Adrian Brown, CIO, Canal Insurance Before Adrian Brown took over as CIO at Greenville, S.C.-based Canal Insurance (more than $1 billion in assets), the IT staff at the commercial trucking insurer was focused on maintaining legacy mainframe applications.

Adrian Brown, CIO, Canal Insurance Before Adrian Brown took over as CIO at Greenville, S.C.-based Canal Insurance (more than $1 billion in assets), the IT staff at the commercial trucking insurer was focused on maintaining legacy mainframe applications. Two and a half years later, Brown has transformed the IT department into an agile development shop that is well versed in technologies such as Microsoft .NET, Java and XML, and that enables the carrier to implement new applications rapidly while still leveraging its existing mainframe architecture.

I&T: How do specific requirements for the commercial trucking industry affect the way Canal approaches its technology initiatives?

Brown: The trucking industry is very highly regulated, and security is even more of a concern post-9/11. Crossing state lines requires up-to-date documentation.
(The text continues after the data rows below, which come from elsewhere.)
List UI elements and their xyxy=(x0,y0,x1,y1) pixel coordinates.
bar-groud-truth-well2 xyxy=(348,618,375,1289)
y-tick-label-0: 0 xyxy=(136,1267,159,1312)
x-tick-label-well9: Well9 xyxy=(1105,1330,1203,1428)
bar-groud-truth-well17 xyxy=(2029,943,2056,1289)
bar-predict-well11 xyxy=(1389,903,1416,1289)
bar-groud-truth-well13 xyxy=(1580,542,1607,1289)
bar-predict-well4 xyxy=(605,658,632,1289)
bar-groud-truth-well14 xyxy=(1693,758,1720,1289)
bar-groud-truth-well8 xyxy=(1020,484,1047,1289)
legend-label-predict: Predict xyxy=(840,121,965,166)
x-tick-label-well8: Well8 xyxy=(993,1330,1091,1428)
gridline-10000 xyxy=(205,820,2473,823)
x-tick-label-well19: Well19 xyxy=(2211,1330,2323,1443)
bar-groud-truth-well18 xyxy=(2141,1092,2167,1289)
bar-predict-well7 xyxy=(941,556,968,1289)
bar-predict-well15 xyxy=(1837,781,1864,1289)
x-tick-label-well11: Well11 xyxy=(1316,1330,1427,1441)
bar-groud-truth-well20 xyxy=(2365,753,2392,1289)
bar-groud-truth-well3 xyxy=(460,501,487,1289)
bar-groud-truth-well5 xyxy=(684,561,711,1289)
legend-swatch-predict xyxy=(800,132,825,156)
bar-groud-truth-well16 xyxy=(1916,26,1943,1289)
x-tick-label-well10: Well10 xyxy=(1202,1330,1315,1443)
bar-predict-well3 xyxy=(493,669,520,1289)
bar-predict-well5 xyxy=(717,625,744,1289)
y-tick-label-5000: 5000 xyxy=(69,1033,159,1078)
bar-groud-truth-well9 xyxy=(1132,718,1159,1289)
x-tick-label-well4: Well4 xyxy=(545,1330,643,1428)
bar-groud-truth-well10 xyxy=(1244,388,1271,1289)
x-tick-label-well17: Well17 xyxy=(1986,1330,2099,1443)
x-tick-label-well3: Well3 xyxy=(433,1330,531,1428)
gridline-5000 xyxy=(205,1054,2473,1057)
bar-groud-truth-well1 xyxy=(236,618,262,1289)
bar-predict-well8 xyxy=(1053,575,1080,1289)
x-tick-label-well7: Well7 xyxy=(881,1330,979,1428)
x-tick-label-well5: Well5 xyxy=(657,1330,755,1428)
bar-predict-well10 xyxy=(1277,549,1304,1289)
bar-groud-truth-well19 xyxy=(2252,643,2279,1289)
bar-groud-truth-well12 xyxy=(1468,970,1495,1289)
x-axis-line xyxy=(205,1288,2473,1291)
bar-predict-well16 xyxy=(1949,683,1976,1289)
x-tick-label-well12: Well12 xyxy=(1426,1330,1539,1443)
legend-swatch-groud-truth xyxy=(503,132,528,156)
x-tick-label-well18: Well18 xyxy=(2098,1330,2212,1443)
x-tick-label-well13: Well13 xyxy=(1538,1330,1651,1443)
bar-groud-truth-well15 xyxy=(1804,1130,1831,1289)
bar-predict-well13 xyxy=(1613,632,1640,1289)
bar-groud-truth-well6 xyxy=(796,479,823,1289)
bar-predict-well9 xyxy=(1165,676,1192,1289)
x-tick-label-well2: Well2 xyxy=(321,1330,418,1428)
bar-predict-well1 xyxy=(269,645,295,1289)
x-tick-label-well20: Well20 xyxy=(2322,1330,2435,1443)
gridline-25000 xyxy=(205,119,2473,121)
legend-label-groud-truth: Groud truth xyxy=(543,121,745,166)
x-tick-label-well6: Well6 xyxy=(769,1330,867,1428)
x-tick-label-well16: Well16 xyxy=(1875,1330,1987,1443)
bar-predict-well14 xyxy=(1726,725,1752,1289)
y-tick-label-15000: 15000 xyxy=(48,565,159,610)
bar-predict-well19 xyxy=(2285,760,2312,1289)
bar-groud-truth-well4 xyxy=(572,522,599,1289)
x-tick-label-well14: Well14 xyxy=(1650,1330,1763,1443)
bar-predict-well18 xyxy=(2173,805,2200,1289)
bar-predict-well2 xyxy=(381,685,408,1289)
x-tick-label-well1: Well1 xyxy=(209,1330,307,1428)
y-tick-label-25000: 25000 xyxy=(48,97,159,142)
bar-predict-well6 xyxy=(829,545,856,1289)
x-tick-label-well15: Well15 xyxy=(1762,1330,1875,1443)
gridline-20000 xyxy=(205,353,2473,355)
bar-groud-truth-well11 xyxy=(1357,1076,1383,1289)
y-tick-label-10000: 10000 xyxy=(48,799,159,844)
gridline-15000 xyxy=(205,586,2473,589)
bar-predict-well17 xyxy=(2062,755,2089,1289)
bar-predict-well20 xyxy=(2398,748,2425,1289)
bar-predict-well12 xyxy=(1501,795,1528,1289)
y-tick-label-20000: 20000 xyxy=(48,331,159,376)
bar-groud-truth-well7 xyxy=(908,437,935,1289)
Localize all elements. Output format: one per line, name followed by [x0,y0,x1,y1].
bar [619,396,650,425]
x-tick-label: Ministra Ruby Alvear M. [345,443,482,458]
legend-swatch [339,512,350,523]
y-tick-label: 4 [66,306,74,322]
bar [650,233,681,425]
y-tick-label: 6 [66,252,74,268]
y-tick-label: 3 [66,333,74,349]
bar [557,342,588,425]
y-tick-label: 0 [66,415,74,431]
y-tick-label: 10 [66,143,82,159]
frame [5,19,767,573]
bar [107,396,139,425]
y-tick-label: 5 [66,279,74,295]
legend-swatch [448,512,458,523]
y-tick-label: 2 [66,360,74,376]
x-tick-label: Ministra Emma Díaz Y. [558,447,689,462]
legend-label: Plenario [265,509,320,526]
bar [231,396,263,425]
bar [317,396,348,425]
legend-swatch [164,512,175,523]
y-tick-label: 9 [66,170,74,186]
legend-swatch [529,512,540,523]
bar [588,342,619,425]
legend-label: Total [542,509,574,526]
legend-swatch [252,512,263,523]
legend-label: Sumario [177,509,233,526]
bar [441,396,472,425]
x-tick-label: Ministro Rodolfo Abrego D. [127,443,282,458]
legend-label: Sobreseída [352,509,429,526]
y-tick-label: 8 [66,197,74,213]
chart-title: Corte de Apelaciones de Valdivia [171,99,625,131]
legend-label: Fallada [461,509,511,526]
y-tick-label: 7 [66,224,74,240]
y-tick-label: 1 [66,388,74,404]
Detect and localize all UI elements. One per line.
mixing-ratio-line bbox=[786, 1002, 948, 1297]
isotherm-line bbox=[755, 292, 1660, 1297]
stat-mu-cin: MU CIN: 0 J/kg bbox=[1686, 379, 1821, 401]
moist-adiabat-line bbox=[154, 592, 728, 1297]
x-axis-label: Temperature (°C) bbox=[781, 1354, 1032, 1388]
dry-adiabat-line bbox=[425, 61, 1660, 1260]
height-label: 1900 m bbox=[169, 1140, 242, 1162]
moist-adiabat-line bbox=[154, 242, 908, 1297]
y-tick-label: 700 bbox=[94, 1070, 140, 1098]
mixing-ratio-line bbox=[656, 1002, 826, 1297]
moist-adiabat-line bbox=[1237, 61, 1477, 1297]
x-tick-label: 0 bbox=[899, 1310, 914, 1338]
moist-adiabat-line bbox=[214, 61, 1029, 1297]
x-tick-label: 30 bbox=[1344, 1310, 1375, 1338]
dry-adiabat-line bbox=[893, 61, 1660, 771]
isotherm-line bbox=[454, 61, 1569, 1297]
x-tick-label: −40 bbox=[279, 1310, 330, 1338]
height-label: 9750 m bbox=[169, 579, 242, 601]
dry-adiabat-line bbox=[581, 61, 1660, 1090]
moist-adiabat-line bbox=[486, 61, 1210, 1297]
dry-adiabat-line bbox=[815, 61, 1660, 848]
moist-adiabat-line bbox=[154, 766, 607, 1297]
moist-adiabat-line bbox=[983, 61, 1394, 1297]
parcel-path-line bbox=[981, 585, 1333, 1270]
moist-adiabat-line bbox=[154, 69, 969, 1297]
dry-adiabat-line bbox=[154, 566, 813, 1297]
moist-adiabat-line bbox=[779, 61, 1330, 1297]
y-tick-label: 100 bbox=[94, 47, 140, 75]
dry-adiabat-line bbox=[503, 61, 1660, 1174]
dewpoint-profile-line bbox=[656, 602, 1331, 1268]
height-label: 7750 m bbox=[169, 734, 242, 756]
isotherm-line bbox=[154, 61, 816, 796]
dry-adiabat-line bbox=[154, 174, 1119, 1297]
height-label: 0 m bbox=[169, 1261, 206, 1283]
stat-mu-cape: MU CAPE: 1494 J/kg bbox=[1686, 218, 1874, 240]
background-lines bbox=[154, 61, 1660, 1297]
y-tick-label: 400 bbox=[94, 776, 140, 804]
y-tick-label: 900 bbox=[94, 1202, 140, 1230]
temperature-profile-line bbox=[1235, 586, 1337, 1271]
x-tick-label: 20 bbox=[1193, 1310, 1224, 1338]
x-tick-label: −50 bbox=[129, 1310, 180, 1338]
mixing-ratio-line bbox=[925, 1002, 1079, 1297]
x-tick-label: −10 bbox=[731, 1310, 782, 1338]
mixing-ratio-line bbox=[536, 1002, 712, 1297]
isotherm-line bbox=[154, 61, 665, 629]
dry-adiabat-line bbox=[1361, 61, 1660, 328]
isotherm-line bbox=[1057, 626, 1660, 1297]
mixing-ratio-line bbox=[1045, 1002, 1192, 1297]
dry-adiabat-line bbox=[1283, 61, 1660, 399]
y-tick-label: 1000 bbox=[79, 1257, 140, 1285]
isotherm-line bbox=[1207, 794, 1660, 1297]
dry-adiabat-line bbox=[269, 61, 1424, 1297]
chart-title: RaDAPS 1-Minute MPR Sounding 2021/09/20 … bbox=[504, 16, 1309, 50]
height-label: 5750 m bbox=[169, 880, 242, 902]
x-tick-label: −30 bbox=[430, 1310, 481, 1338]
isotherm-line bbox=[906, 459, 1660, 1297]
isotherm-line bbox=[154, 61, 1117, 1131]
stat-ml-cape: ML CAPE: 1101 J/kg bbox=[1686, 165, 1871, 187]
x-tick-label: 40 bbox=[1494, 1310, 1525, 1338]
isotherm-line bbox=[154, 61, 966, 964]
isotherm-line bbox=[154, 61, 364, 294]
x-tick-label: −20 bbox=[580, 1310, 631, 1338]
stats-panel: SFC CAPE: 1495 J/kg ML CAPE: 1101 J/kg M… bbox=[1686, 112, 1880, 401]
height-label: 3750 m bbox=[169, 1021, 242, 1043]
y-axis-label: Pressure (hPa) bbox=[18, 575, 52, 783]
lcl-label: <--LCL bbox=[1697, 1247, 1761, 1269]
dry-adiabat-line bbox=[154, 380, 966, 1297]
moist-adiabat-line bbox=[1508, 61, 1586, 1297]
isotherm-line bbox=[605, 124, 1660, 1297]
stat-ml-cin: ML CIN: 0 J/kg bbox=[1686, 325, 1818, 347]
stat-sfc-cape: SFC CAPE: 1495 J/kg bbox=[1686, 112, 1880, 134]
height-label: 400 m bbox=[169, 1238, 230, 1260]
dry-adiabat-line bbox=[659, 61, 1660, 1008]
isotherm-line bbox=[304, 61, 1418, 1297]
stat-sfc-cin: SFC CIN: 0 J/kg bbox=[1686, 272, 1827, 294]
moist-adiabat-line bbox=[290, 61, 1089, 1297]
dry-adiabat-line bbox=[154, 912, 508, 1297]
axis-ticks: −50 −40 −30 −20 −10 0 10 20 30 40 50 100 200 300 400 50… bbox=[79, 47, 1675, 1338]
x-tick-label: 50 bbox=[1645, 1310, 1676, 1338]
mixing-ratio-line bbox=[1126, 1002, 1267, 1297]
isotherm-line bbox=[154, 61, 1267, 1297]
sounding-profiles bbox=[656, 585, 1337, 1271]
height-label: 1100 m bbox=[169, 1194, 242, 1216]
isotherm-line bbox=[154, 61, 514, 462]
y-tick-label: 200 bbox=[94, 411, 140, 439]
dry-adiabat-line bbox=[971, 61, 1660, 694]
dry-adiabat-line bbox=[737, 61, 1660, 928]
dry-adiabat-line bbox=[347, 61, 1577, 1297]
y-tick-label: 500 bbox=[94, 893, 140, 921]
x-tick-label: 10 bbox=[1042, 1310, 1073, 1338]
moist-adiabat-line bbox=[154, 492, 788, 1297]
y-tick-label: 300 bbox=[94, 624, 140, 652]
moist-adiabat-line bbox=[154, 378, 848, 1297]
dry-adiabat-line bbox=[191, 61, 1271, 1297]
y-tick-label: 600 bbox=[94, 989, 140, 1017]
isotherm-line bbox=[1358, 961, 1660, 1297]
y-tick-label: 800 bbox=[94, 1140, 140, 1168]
We use technology to get information to our customers quickly and continually look to make the process even faster. If we didn't do what we do well, trucks all over the country would literally stop running.

I&T: What are some of the major technology initiatives you've spearheaded since joining Canal?

Brown: Not counting some internal systems - such as an agent portal and a policy confirmation system that we've developed using XML - we've implemented a claims system from Guidewire Software (San Mateo, Calif.), a document management system from ImageRight (Conyers, Ga.) and financials using SAP (Walldorf, Germany). We've done all this with a staff of 26 IT professionals - that includes mainframe and network staff as well as a technical help desk.

I&T: With so many projects and a small staff, how do you avoid burnout and keep your staff motivated?

Brown: The IT staff is proud of what they've accomplished. They are not just programmers, but business people as well. Our people specialize in particular business areas, such as underwriting or claims, and they attend meetings with users where they hammer out requirements. We have strong user departments and functional vice presidents, and there is a lot of back and forth among IT and the users. My staffers know that they are part of the business and bring value.

We also are really big into education. When I came here two and a half years ago, the company was not spending money on education. We've turned that around. We're training staff in Microsoft (Redmond, Wash.) .NET and other technologies, as well as helping some of our staff members get bachelor's and master's degrees.

I&T: Does your staff attend many conferences to keep up with these new technologies?

Brown: We don't go to a lot of conferences, but we do try to attend a few that are really educational. We'll also bring in talented gurus from vendors such as Microsoft to train our staff and keep us updated about new technologies we should be watching. While we don't want the negative business association with being bleeding edge, it is good to get technology people to give you a heads-up on new technologies.